Excessive speed on the ramp is probably one of the biggest causes of accidents as is the lack of attention on the part of the driver. Together, they can be a real killer. I had to investigate a case involving a string of baggage carts that were being towed. Witnesses said the driver was really roaring and the carts looked like they were in a conga line — violently snaking back and forth. Inevitably, a tow hitch failed and the freed cart went off on its own at high speed. The tow tongue caught in a pavement joint and the cart did a flip and went end over end, spewing passengers' luggage before it ended in the side of an aircraft.

It was a blessing no one was in the way. The driver reported that he was going at a normal rate of speed and it was the ground equipment crew's fault that they had a bad tow hitch on the preceding cart. The fact that it somersaulted several times was only incidental and no proof that it was going fast.

Driving a fuel tender away while the hose is still attached to the airplane has occurred often enough that they have installed frangible fittings on most aircraft. Theoretically, the coupling breaks off. In practice, it sometimes does not and you can end up with a yard of plumbing rudely extracted from the wing. Even if it does break off as advertised, you still have the job of replacing an expensive piece of aircraft hardware.

Pulling or driving a Ground Power Unit away with the electrical lead still attached to the airplane has been done more times than I care to mention. Same goes for air starters or Huffers. They have a big coupling that does not let go just because the unit is moving away. The upsetting result is a driver who gets chastised, the immediate supervisor who gets it noted at the annual review, and the manager who has to explain it to the vice president. From experience, I can say that you cannot explain to a VP why someone would drive away with the unit still attached to an aircraft. Admittedly, it is not acceptable at any time and if it happens with any frequency, it is a sign that management is accepting an unsafe environment.

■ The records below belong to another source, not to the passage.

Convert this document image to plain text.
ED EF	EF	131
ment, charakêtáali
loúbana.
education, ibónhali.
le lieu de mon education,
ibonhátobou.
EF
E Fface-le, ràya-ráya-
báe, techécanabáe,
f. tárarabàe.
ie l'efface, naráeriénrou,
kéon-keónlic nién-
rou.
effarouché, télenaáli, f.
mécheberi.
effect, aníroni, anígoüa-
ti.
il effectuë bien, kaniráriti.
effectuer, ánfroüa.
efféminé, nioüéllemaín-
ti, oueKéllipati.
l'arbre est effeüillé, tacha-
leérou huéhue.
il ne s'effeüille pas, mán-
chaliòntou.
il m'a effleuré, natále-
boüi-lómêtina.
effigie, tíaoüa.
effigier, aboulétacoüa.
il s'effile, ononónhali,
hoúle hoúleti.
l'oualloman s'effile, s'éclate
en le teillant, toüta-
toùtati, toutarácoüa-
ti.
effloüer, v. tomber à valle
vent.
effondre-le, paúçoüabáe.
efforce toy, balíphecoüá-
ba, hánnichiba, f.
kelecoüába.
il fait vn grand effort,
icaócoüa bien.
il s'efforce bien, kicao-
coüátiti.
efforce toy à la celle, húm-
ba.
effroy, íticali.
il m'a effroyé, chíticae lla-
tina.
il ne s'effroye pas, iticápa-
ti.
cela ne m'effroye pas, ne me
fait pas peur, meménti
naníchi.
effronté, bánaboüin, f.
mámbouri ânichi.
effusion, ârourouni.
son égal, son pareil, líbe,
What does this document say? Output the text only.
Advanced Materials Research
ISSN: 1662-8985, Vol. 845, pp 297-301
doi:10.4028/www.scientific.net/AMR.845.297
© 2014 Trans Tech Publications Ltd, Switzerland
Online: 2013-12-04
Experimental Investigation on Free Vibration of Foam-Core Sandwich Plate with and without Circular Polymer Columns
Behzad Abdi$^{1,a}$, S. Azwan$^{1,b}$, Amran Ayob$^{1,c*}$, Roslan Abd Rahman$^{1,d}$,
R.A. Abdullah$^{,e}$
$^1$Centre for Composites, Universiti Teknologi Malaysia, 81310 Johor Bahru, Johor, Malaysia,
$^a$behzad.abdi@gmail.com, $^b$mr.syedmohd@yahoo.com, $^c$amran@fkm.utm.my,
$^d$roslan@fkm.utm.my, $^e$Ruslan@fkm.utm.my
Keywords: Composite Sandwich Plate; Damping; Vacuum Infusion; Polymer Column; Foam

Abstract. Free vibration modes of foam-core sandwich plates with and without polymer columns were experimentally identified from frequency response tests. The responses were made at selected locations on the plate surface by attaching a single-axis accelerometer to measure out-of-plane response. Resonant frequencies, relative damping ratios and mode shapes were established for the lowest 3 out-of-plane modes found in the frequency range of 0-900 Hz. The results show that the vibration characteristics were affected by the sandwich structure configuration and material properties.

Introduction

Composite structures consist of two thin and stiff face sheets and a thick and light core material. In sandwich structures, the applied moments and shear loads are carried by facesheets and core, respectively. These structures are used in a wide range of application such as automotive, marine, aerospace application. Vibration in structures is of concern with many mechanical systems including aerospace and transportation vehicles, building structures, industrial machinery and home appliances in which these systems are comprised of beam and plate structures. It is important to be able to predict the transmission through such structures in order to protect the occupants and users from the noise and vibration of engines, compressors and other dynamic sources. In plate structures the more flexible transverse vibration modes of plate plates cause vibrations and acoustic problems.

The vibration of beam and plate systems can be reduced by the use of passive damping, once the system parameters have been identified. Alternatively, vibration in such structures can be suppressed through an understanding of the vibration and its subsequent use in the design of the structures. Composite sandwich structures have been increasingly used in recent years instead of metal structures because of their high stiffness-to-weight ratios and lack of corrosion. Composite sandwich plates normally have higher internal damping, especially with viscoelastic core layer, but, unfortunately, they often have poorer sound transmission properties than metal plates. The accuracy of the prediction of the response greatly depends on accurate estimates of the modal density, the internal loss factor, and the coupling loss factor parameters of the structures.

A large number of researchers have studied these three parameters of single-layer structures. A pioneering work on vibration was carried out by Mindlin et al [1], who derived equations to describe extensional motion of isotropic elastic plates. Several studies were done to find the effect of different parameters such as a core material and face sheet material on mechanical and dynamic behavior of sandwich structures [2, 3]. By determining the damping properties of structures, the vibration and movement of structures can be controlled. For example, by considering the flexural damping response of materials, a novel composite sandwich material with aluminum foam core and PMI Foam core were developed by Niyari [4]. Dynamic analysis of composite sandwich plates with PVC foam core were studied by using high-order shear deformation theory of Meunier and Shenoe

Lack of training on equipment is another big problem. I can remember when the loaders for the B747 baggage were delivered. Getting two different makes were only part of the problem. The culture shock of going from maintaining simple belt loaders to sophisticated ones that included, in those early models, self-leveling and alignment, left the GSE mechanics in a daze. They coped but had to endure the unkind cuts of upper management who had, after all, bought the "very best equipment" only to have it mishandled by what they regarded as a set of fools. It never crossed their minds to possibly train those folks on the equipment to at least give them a fighting chance.

Watching a loader operator learn "on-the-job" sounds easy until you are the rampie trying to shove a loaded LD3 onto it — only to have it kicked back at you because the operator is still learning.

In 48 years of employment, I never had to witness anyone being killed or even seriously hurt at work. I am very happy that nothing like that happened while I was a manager or director in charge of an operation. When I spoke to my foremen and supervisors about safety, I always made one threat. It was that if anyone got killed in a work accident, that unfortunate's supervisor would have to go with me when we informed the new widow and I meant it, too.

Today, many of the primitive conditions I experienced on the ramp are gone. OSHA fines, the high cost of injuries, as well as common sense suggest that we must do better. I hope you work for a company that recognizes this, too.